I’d like to say I took the ethical path and declined.  Alas, I was young and desperate. I rewrote the blurb, e-mailed it to him for approval, and slapped his name on it.  I rationalize it by saying at least he approved the blurb, but it’s not my proudest moment as an author.

Years later, I was reading Julie Czerneda‘s comments about blurbs. I can’t remember exactly how she said it, but I came away thinking of blurbs as a contract, a matter of trust between reader and author.  If a blurb from me has any impact at all, it will be because you’ve read my work, and you trust me as an author.  You trust that I wouldn’t recommend something I didn’t like.

Over the past few years, I’ve begun getting more blurb requests, which means I’ve had to decide how I’m going to approach this.  I find myself thinking about that blurb I got for Goldfish Dreams, and the one I got from Julie for Goblin Quest [Amazon | Mysterious Galaxy].  Guess which one means more to me?  Guess which of these two individuals I want to be like.

That’s led to some uncomfortable moments.  I’ve had to tell several friends that I couldn’t blurb their books for one reason or another.  Sometimes the book just didn’t work for me.  That makes for an awkward conversation, but I also try to be honest.

I had a different experience a few months back.  Jennifer Estep sent me an ARC of Spider’s Bite [Amazon | Mysterious Galaxy], which comes out in January.

It’s not a bad book.  I like the idea of using elemental magic in urban fantasy.  Gin has the strong female thing going, which I generally enjoy.  And the story is definitely a page-turner.

I still declined to blurb it, and a part of me continues to wonder if I’m overthinking it.  Spider’s Bite, like a fair amount of urban fantasy, is a pretty “adult” book.  There’s violence and bloodshed, as well as fairly graphic sexual content.  It’s a very different style than my own work, and that’s where I hesitated.

If my name were to show up on the cover, what would that signal to my readers?  What expectations does that create?  Will someone pick up this book expecting light, fun fantasy like Jim Hines writes?
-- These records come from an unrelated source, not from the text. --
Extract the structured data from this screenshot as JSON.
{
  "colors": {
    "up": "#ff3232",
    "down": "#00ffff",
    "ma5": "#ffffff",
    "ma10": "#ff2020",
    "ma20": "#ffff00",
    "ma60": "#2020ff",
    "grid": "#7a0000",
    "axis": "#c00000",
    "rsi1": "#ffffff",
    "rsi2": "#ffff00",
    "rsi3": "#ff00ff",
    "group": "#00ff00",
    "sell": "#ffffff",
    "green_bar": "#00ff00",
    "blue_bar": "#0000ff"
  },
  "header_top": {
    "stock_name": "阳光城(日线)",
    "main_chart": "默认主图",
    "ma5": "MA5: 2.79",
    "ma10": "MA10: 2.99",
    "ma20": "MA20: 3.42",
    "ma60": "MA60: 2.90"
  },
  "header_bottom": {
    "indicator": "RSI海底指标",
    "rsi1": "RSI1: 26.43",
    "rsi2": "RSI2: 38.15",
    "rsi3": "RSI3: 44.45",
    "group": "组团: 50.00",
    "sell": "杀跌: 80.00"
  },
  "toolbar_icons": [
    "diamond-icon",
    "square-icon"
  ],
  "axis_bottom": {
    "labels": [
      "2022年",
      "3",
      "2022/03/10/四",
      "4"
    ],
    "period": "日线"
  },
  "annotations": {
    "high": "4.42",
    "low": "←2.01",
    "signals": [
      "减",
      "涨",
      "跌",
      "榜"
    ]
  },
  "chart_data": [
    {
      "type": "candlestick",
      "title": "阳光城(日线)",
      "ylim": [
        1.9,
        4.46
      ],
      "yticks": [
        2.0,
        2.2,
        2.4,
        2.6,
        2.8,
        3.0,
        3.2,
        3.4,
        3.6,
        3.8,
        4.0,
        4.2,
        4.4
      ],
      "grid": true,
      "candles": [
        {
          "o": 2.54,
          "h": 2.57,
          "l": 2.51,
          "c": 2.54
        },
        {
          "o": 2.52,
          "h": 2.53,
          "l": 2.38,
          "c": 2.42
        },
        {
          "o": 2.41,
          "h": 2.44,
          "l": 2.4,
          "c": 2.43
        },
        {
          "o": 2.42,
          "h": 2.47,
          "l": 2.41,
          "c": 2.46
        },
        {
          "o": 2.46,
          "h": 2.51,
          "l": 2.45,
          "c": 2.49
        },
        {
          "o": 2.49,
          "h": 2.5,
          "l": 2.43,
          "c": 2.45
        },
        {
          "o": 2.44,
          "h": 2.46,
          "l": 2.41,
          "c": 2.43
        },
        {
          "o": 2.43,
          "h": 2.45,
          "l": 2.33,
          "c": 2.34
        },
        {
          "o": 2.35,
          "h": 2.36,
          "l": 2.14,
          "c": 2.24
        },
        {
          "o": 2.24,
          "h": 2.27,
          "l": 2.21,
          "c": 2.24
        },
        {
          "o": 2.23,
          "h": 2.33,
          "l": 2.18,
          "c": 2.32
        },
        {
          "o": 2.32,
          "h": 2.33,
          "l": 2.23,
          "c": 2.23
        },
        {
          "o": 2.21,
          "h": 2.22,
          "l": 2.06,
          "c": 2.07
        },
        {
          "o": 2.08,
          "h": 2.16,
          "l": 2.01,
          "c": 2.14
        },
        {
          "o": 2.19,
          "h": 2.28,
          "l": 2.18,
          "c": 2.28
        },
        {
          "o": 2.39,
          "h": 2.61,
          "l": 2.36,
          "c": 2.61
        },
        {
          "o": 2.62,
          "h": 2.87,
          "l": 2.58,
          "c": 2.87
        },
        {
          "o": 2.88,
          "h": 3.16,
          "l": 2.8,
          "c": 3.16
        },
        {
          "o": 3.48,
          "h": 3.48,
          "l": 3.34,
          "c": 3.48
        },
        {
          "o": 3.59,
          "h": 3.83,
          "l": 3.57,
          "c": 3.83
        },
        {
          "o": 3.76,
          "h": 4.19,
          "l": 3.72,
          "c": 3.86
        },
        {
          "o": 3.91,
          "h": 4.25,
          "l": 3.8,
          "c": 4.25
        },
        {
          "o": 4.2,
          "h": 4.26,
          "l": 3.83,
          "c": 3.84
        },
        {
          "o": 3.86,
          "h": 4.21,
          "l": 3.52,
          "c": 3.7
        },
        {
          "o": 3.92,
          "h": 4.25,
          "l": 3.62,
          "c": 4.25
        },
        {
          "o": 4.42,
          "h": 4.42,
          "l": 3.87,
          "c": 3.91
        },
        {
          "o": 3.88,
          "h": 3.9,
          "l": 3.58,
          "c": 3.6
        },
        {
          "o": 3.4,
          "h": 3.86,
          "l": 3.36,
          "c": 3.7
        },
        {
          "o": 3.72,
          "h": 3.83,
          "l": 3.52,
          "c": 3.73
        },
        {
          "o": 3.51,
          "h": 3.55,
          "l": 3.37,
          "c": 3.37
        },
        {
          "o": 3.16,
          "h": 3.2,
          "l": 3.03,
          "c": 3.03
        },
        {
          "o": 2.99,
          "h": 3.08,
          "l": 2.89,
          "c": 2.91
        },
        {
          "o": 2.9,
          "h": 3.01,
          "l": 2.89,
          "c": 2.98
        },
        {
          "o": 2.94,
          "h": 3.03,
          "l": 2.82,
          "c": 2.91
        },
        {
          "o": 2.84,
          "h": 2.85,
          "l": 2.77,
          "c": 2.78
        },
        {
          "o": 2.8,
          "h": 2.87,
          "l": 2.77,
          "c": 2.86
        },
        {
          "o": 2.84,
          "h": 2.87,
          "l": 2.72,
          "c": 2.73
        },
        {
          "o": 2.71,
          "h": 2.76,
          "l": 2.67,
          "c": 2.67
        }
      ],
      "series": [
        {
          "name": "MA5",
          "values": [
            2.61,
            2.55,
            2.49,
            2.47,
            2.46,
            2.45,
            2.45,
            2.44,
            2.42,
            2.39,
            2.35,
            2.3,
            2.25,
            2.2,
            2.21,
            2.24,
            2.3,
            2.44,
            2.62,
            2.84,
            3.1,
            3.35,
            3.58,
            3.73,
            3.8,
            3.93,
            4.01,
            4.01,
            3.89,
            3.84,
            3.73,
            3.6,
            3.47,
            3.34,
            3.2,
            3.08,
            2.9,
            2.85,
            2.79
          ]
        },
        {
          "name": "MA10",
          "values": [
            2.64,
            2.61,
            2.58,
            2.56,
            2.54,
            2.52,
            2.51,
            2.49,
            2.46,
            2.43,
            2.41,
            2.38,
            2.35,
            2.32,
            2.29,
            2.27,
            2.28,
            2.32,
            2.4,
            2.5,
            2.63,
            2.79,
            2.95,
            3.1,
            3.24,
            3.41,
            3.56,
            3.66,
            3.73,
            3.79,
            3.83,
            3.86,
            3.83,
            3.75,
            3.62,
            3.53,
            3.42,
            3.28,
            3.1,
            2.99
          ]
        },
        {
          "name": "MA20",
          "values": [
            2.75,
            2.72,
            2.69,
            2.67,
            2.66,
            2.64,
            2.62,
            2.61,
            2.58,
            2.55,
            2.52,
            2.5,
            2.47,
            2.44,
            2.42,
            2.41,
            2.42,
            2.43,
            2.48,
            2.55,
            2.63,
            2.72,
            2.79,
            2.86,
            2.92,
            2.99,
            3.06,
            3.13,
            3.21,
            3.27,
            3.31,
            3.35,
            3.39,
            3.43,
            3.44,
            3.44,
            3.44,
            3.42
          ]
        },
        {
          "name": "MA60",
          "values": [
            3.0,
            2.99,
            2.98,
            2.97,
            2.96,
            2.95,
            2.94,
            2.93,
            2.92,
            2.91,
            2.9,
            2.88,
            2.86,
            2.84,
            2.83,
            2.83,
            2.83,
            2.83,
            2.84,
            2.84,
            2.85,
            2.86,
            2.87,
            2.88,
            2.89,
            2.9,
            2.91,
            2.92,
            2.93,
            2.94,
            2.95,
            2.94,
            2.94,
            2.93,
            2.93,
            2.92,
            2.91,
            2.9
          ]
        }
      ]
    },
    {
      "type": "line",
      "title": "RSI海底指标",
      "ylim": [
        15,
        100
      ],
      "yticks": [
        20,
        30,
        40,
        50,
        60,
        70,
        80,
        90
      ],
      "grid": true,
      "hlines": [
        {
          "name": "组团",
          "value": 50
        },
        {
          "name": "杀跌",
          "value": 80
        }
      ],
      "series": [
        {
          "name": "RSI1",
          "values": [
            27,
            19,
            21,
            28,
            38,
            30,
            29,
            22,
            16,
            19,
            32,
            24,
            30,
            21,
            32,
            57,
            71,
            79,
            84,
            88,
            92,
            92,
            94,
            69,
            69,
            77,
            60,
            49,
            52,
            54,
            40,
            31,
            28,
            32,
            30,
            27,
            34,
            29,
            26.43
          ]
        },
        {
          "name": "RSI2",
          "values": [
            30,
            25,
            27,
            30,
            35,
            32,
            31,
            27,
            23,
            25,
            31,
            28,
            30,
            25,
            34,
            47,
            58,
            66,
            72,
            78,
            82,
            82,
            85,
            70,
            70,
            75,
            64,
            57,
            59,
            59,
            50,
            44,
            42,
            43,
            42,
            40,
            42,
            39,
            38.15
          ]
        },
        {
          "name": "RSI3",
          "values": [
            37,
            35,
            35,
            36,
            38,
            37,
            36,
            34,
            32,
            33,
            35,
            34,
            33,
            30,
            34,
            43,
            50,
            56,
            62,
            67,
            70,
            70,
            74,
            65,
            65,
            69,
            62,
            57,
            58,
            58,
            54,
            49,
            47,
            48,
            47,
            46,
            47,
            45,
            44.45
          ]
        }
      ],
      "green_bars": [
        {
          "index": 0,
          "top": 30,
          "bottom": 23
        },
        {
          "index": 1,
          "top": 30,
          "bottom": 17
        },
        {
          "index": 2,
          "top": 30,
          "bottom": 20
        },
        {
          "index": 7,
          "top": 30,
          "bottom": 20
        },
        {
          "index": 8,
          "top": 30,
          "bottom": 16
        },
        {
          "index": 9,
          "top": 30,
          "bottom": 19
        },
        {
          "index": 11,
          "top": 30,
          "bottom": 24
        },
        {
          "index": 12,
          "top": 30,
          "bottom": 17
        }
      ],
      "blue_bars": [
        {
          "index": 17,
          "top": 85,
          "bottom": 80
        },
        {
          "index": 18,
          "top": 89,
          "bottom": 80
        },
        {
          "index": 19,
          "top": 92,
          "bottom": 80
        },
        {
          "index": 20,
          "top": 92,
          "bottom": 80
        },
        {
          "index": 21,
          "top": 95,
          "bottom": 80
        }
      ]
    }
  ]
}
I’m sure there’s overlap between Estep’s readers and my own.  People read a wide range.  And It’s not like my blurb is going to scar some innocent, wide-eyed young reader for life by tricking them into reading sex and violence.

But I wasn’t comfortable with it, and I’m continuing to try to understand where that’s coming from.  On that note, I would love to hear your thoughts on blurbs.  What is and isn’t appropriate, what works and what doesn’t, and so on.  As an author, where would you draw the line?  As a reader, what makes you lose trust with a blurbing author?